It’s been several years since I quit my job as director of Freiburg Seminary to live and work among the poor in Leipzig, Germany, along with three other members of the Little Brothers of Jesus, a religious order inspired by Charles de Foucauld. At an open house for our neighbors, many of them refugees from the Middle East, a thickset man of about forty comes up to me. Beside him is a boy with jet-black hair who looks about eleven. Yousif – as the broad-shouldered stranger turns out to be called – addresses me. I don’t understand him, but the boy already speaks excellent German and translates for him, “We are from Iraq, from Mosul. Please help us!”

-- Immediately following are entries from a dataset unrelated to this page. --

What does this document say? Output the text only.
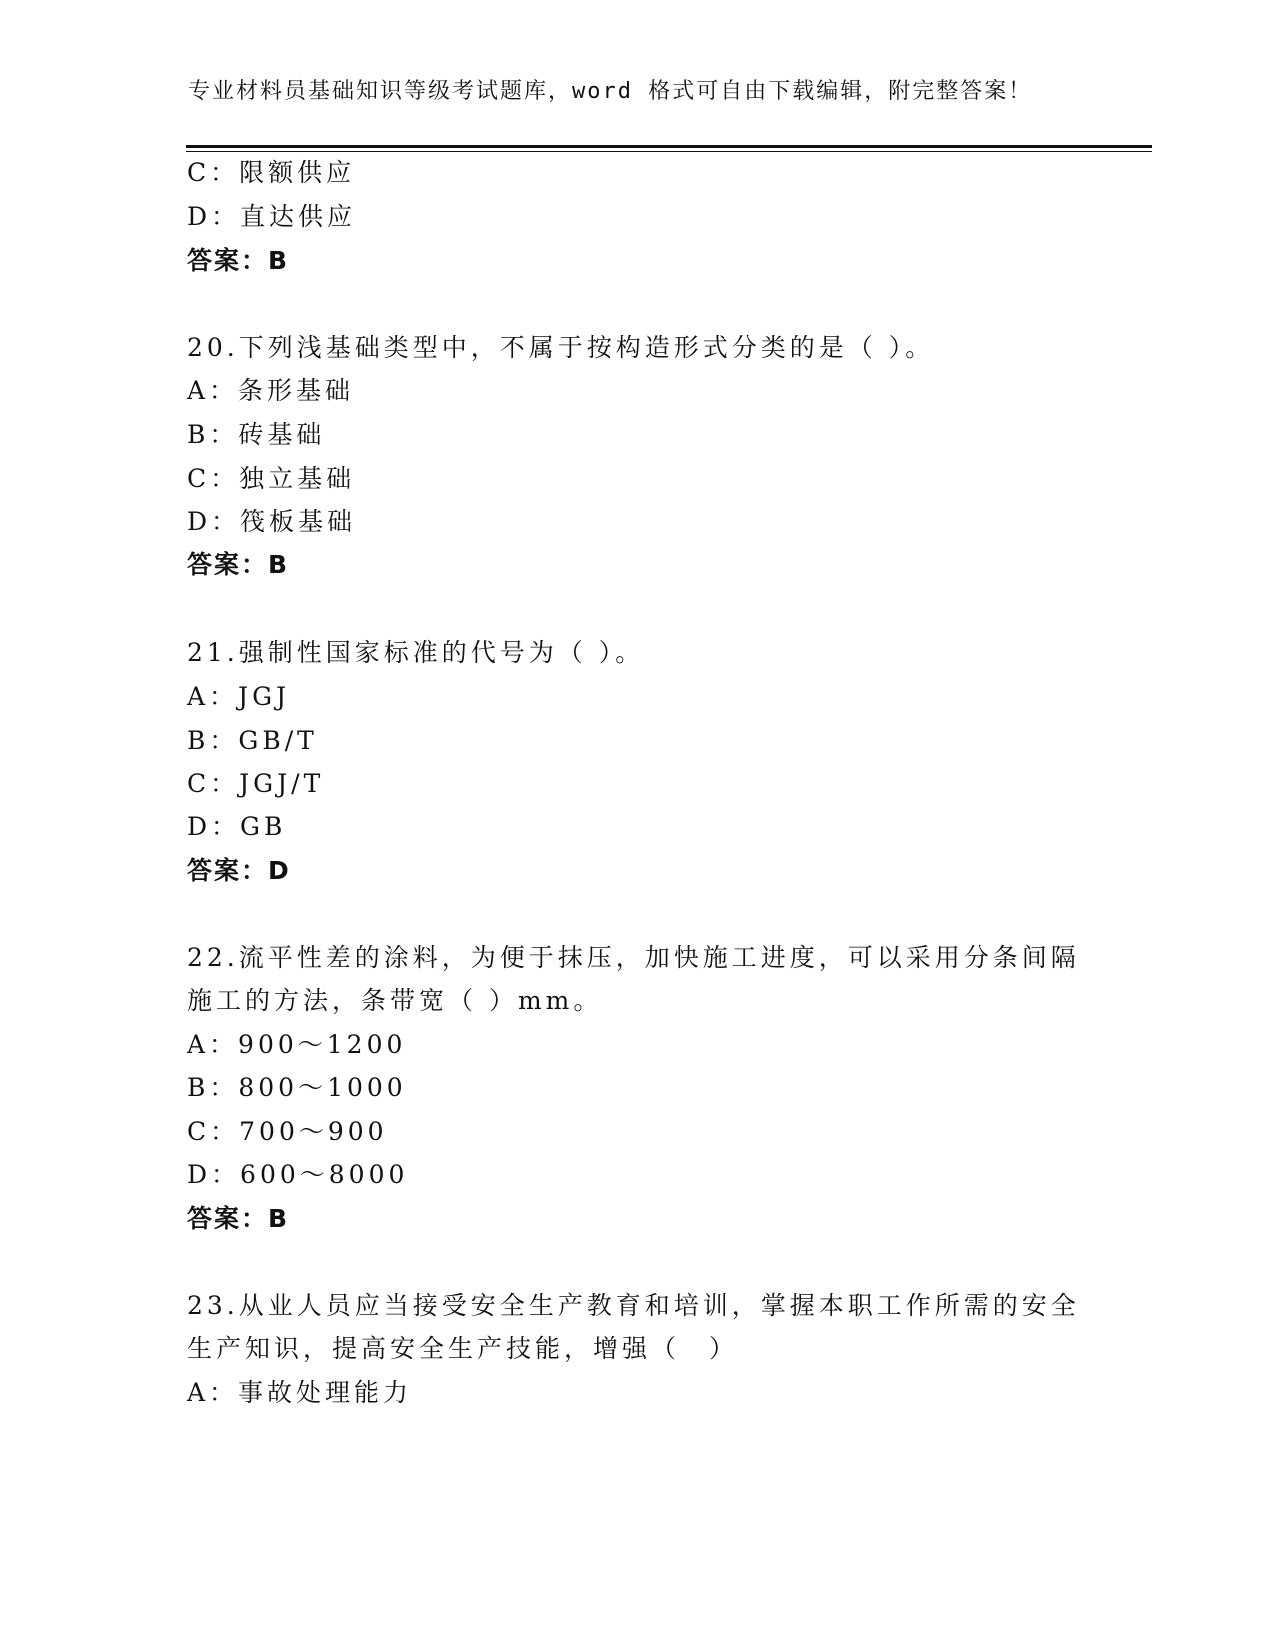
专业材料员基础知识等级考试题库，word 格式可自由下载编辑，附完整答案！
C：限额供应
D：直达供应
答案：B
20.下列浅基础类型中，不属于按构造形式分类的是（ ）。
A：条形基础
B：砖基础
C：独立基础
D：筏板基础
答案：B
21.强制性国家标准的代号为（ ）。
A：JGJ
B：GB/T
C：JGJ/T
D：GB
答案：D
22.流平性差的涂料，为便于抹压，加快施工进度，可以采用分条间隔
施工的方法，条带宽（ ）mm。
A：900～1200
B：800～1000
C：700～900
D：600～8000
答案：B
23.从业人员应当接受安全生产教育和培训，掌握本职工作所需的安全
生产知识，提高安全生产技能，增强（　）
A：事故处理能力
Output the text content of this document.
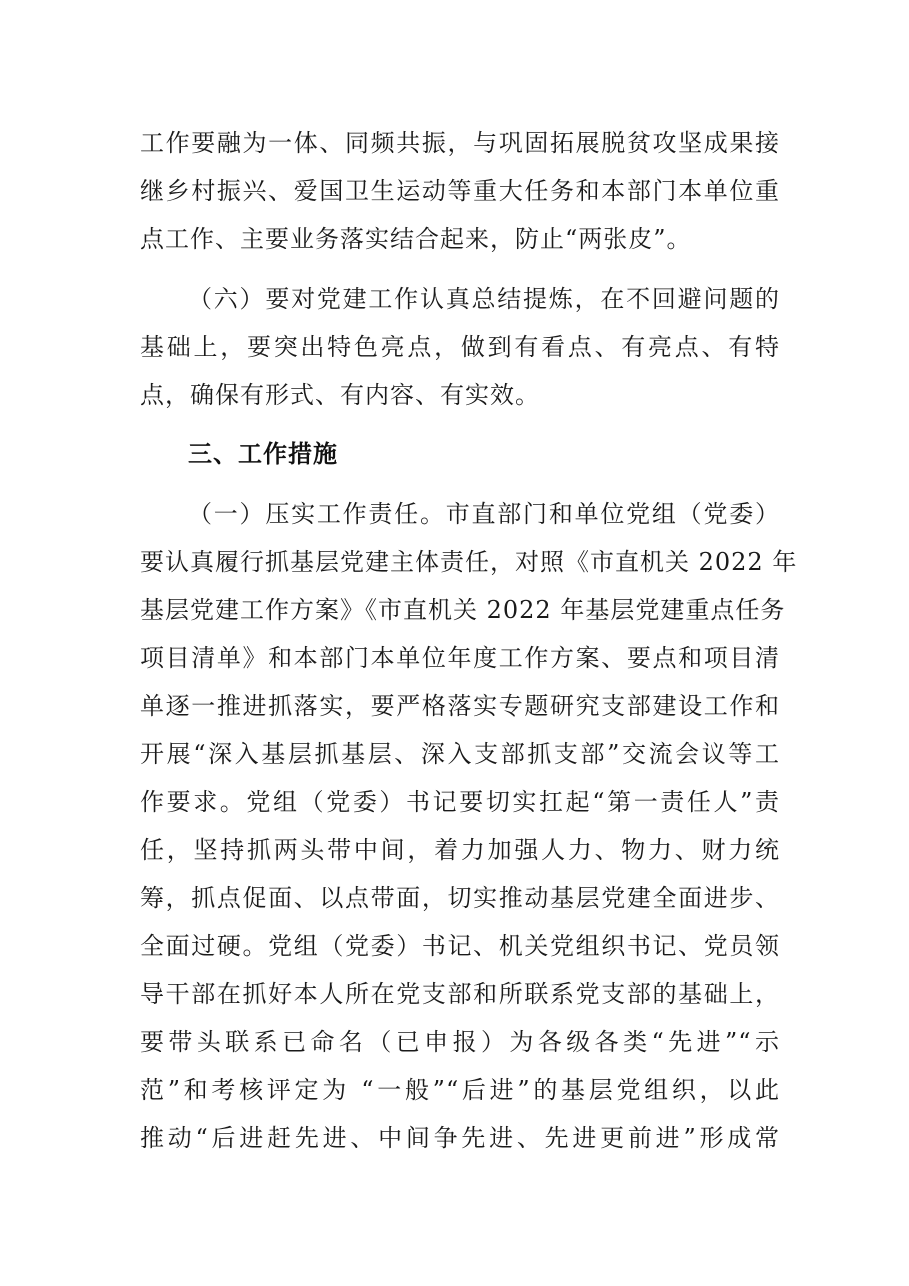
工作要融为一体、同频共振，与巩固拓展脱贫攻坚成果接
继乡村振兴、爱国卫生运动等重大任务和本部门本单位重
点工作、主要业务落实结合起来，防止“两张皮”。
（六）要对党建工作认真总结提炼，在不回避问题的
基础上，要突出特色亮点，做到有看点、有亮点、有特
点，确保有形式、有内容、有实效。
三、工作措施
（一）压实工作责任。市直部门和单位党组（党委）
要认真履行抓基层党建主体责任，对照《市直机关 2022 年
基层党建工作方案》《市直机关 2022 年基层党建重点任务
项目清单》和本部门本单位年度工作方案、要点和项目清
单逐一推进抓落实，要严格落实专题研究支部建设工作和
开展“深入基层抓基层、深入支部抓支部”交流会议等工
作要求。党组（党委）书记要切实扛起“第一责任人”责
任，坚持抓两头带中间，着力加强人力、物力、财力统
筹，抓点促面、以点带面，切实推动基层党建全面进步、
全面过硬。党组（党委）书记、机关党组织书记、党员领
导干部在抓好本人所在党支部和所联系党支部的基础上，
要带头联系已命名（已申报）为各级各类“先进”“示
范”和考核评定为 “一般”“后进”的基层党组织，以此
推动“后进赶先进、中间争先进、先进更前进”形成常
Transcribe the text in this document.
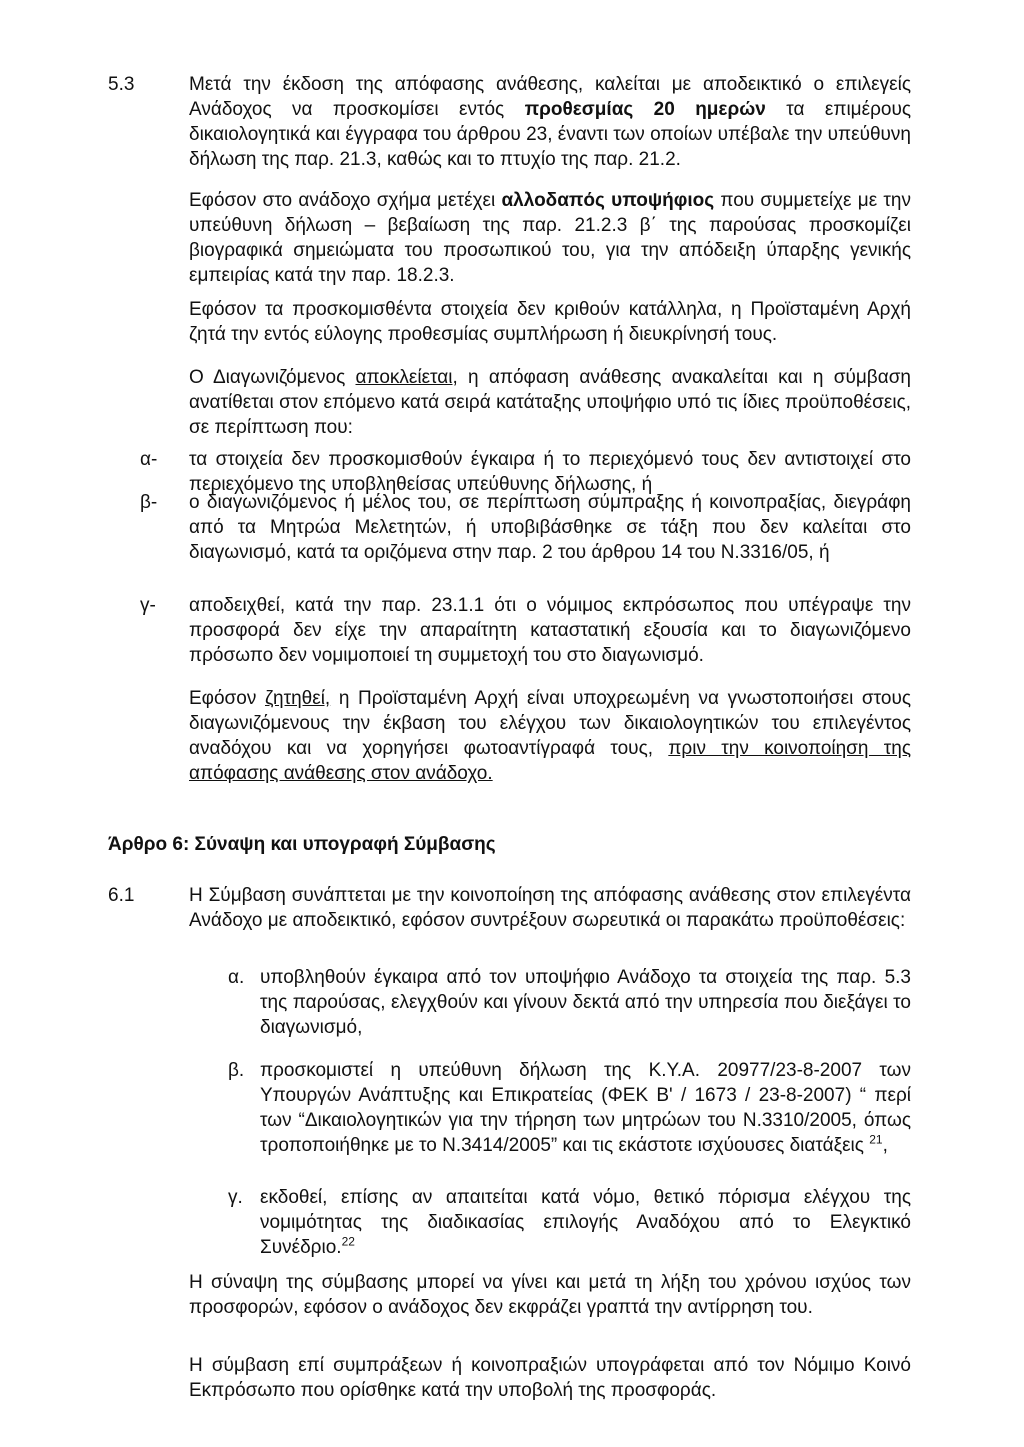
5.3	Μετά την έκδοση της απόφασης ανάθεσης, καλείται με αποδεικτικό ο επιλεγείς Ανάδοχος να προσκομίσει εντός προθεσμίας 20 ημερών τα επιμέρους δικαιολογητικά και έγγραφα του άρθρου 23, έναντι των οποίων υπέβαλε την υπεύθυνη δήλωση της παρ. 21.3, καθώς και το πτυχίο της παρ. 21.2.

Εφόσον στο ανάδοχο σχήμα μετέχει αλλοδαπός υποψήφιος που συμμετείχε με την υπεύθυνη δήλωση – βεβαίωση της παρ. 21.2.3 β΄ της παρούσας προσκομίζει βιογραφικά σημειώματα του προσωπικού του, για την απόδειξη ύπαρξης γενικής εμπειρίας κατά την παρ. 18.2.3.

Εφόσον τα προσκομισθέντα στοιχεία δεν κριθούν κατάλληλα, η Προϊσταμένη Αρχή ζητά την εντός εύλογης προθεσμίας συμπλήρωση ή διευκρίνησή τους.

Ο Διαγωνιζόμενος αποκλείεται, η απόφαση ανάθεσης ανακαλείται και η σύμβαση ανατίθεται στον επόμενο κατά σειρά κατάταξης υποψήφιο υπό τις ίδιες προϋποθέσεις, σε περίπτωση που:

α- τα στοιχεία δεν προσκομισθούν έγκαιρα ή το περιεχόμενό τους δεν αντιστοιχεί στο περιεχόμενο της υποβληθείσας υπεύθυνης δήλωσης, ή

β- ο διαγωνιζόμενος ή μέλος του, σε περίπτωση σύμπραξης ή κοινοπραξίας, διεγράφη από τα Μητρώα Μελετητών, ή υποβιβάσθηκε σε τάξη που δεν καλείται στο διαγωνισμό, κατά τα οριζόμενα στην παρ. 2 του άρθρου 14 του Ν.3316/05, ή

γ- αποδειχθεί, κατά την παρ. 23.1.1 ότι ο νόμιμος εκπρόσωπος που υπέγραψε την προσφορά δεν είχε την απαραίτητη καταστατική εξουσία και το διαγωνιζόμενο πρόσωπο δεν νομιμοποιεί τη συμμετοχή του στο διαγωνισμό.

Εφόσον ζητηθεί, η Προϊσταμένη Αρχή είναι υποχρεωμένη να γνωστοποιήσει στους διαγωνιζόμενους την έκβαση του ελέγχου των δικαιολογητικών του επιλεγέντος αναδόχου και να χορηγήσει φωτοαντίγραφά τους, πριν την κοινοποίηση της απόφασης ανάθεσης στον ανάδοχο.

Άρθρο 6: Σύναψη και υπογραφή Σύμβασης
6.1	Η Σύμβαση συνάπτεται με την κοινοποίηση της απόφασης ανάθεσης στον επιλεγέντα Ανάδοχο με αποδεικτικό, εφόσον συντρέξουν σωρευτικά οι παρακάτω προϋποθέσεις:

α. υποβληθούν έγκαιρα από τον υποψήφιο Ανάδοχο τα στοιχεία της παρ. 5.3 της παρούσας, ελεγχθούν και γίνουν δεκτά από την υπηρεσία που διεξάγει το διαγωνισμό,

β. προσκομιστεί η υπεύθυνη δήλωση της Κ.Υ.Α. 20977/23-8-2007 των Υπουργών Ανάπτυξης και Επικρατείας (ΦΕΚ Β' / 1673 / 23-8-2007) “ περί των “Δικαιολογητικών για την τήρηση των μητρώων του Ν.3310/2005, όπως τροποποιήθηκε με το Ν.3414/2005” και τις εκάστοτε ισχύουσες διατάξεις $^{21}$,

γ. εκδοθεί, επίσης αν απαιτείται κατά νόμο, θετικό πόρισμα ελέγχου της νομιμότητας της διαδικασίας επιλογής Αναδόχου από το Ελεγκτικό Συνέδριο.$^{22}$

Η σύναψη της σύμβασης μπορεί να γίνει και μετά τη λήξη του χρόνου ισχύος των προσφορών, εφόσον ο ανάδοχος δεν εκφράζει γραπτά την αντίρρηση του.

Η σύμβαση επί συμπράξεων ή κοινοπραξιών υπογράφεται από τον Νόμιμο Κοινό Εκπρόσωπο που ορίσθηκε κατά την υποβολή της προσφοράς.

The tasks awaiting me flash before my eyes: my duties in the parish and as a chaplain at a prison and a college. I feel like saying, “Sorry, I’d love to, but I haven’t got time.” But I can’t do it. The next day, I call to arrange a visit. My life hasn’t been the same since.
A few days later, I ring the doorbell of an eleven-story apartment block. Yousif lives on the third floor with his wife, Tara, and their two children, Amanuel and Shaba. They invite me into their living room. Yousif’s request for help, I learn, concerns his children. There are problems at school. Amanuel, a slightly built boy, confides to me that he is regularly bullied by his Muslim schoolmates because of the small cross he has always worn around his neck, even when things got dangerous for Christians in Mosul. Spotting it, an older Muslim boy had begun calling him names, then pretended to point a machine gun at him: “Ratatatata! Shoot the Christians!”
Christian refugees are suspected by both sides.Such tensions among refugees are not uncommon. The majority of the more than one million refugees who have entered Germany since 2015 are Muslims. Many of them have also been ideologically poisoned by decades of propaganda claiming that Christians are “impure,” that the West is morally corrupt, and that only Muslims can be citizens in the full sense of the word.
Christian refugees are suspected by both sides, as I learn after I arrange for Amanuel to transfer to a Christian school. Here things go better – until he feels suspected by his classmates of being a jihadist. After a terror attack in Paris, the children are afraid that radical Muslims might launch an attack in Germany too. One boy reads out a newspaper headline, “Jihadist Came to France as Refugee,” and some of them turn to look at Amanuel.